4 March 2020

Weekly Walk: South London parks

Last week's walk around some parks in North London last week worked well so we thought that we would do much the same thing in South London.

The big difference from me was I knew this area a lot less well and I was looking forward to visiting some new places.

The starting point was somewhat dictated by not being able to use mainline trains before 9:30am so we took the District Line from Richmond to South Kensington and headed south for Albert Bridge.

I had walked through Battersea Park several times, usually when going to Theatre503, so I led the way here and we went to the pagoda, the Festival of Britain Pleasure Gardens (my favourite part), the Bandstand (as seen in Good Omens) and then around the lake.

The worst section of the walk, as I knew it would be, was the section from there to Clapham Common as the profusion of railway lines restricted our choice of routes and we had to spend some time on busy roads.
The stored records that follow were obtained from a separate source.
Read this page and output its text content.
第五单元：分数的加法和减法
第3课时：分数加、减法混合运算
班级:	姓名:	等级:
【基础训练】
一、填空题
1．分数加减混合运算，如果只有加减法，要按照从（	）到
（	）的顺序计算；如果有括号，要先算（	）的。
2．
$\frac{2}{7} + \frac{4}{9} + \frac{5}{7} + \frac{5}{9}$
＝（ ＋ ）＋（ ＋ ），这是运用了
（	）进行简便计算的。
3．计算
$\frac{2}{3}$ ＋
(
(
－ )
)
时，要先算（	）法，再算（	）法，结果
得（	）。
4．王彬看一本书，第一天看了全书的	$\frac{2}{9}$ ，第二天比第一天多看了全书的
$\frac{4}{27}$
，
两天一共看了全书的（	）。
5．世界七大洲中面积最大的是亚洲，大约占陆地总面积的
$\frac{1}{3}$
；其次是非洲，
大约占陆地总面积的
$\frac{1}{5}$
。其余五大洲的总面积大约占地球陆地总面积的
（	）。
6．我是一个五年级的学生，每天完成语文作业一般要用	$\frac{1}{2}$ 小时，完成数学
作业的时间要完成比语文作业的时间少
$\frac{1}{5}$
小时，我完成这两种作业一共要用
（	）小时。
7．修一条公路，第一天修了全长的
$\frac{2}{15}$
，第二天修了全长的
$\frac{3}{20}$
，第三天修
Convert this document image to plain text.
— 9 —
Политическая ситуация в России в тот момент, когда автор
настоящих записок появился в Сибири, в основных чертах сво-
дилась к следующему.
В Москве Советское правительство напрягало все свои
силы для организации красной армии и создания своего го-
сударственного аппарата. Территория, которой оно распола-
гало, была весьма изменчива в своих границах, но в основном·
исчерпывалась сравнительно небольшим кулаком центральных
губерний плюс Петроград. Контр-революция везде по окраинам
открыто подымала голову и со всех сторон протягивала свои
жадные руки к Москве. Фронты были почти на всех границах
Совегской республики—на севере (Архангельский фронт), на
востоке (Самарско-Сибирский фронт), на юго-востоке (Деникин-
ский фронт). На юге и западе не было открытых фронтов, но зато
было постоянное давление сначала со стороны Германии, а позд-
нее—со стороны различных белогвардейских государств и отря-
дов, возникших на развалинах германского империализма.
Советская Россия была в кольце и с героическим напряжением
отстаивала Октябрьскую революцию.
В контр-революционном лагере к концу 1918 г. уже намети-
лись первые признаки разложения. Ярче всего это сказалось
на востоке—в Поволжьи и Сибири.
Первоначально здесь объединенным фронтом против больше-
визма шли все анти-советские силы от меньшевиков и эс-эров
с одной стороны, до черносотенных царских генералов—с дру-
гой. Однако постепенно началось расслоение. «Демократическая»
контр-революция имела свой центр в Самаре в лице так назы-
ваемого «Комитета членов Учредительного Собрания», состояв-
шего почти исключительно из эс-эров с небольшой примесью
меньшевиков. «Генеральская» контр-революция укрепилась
We also walked up Lavender Hill.

Clapham Common was flat, featureless and boring.

The route to Brockwell Park was not bad as we managed to use side streets all the way. Brockwell Park had a lot in it, including a hill which we climbed to get our first view of the day of the City. I knew the park reasonably well from my time at LB Lambeth in Brixton but had not walked along the top of the hill before.

There was another pleasant hop to the cafe at Dulwich Picture Gallery where we had a late coffee break, it was midday by then. Dulwich Park was just across the road and this was the first of my first-time parks. It was nicely ornamental if a little small, even though we tried to find a long route through it.

The biggest hill came next as we climbed Overhill Road (the clue is in the name) and at the top we found the striking Dawson Heights.

Peckham Park was small but had some interesting parts, notably the Japanese Garden in the centre.

We ran out of parks then for a while but Peckham Rye made up for that. It was one of those neighbourhoods dominated by relatively poor and/or recent immigrant families. This makes for a vibrant high street with lots of small shops and lots of people carrying bags of shopping.

Burgess Park was the big hit of the walk. It is something like a kilometre long and, we learned, was created from the Grand Surrey Canal, which I had never heard of.

The last green spaces were Kennington Common and Kennington Park but it started raining fairly hard by then so we did not pay much attention to either of them. This did not concern me as I knew something of Kennington Park from my visits to White Bear Theatre.

A beer was deserved by then and I was taken to Molly's close to Vauxhall Station, our end point. There I paid £4.5 for a third of a pint of decent beer and £5 for a remarkably good toasted cheese sandwich.

The arrival of rain curtailed our walking a little and we ended up doing 23.6km in something under four and a half hours.